Tuesday, January 15, 2013

Arms In Battle: The Gatling

Witnessing the assault on San Juan Hill, Col. Roosevelt decided to cross the steep ravine from Kettle Hill to San Juan Hill to support the fighting still going on there. Calling for his men to follow him, he ran forward, only to find just five of the Rough Riders following him (most had not heard his command). Roosevelt returned and gathered together a larger group of his men, leading them down the western slope of Kettle Hill, past a small lagoon, and up the northern extension of San Juan Hill, but the fighting was over for the top of the heights. General Summer intercepted Roosevelt and ordered him back to Kettle Hill immediately to prepare for the expected counterattack. When he returned his men were exhausted and his horse was again spent from the heat.

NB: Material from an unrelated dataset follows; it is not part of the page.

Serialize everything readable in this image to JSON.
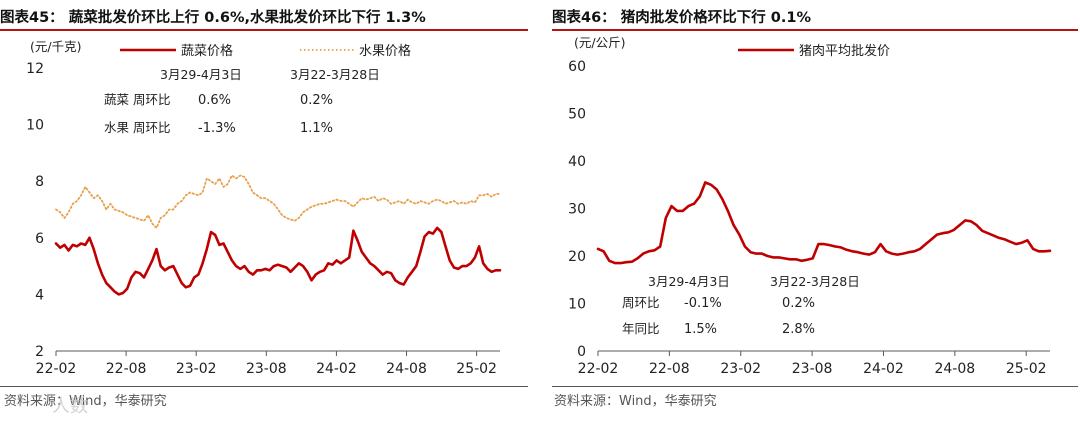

A counterattack directed at Kettle Hill by some 600 Spanish infantry was stopped primarily by the fire of a single ten-barreled .30 Gatling Gun manned by Sergeant Green of the Gatling Gun Detachment, which (according to Spanish officers captured after the attack) killed or wounded all but 40 of the Spanish attackers.[18]

You read that right. Five hundred and sixty men mowed down by a single Gatling Gun isn't anything I'd normally take as gospel, but there's enough eye witness evidence to prove it. We really didn't have the rifles to compete with the Spaniards, but the Gatling's struck fear into them and well it should have.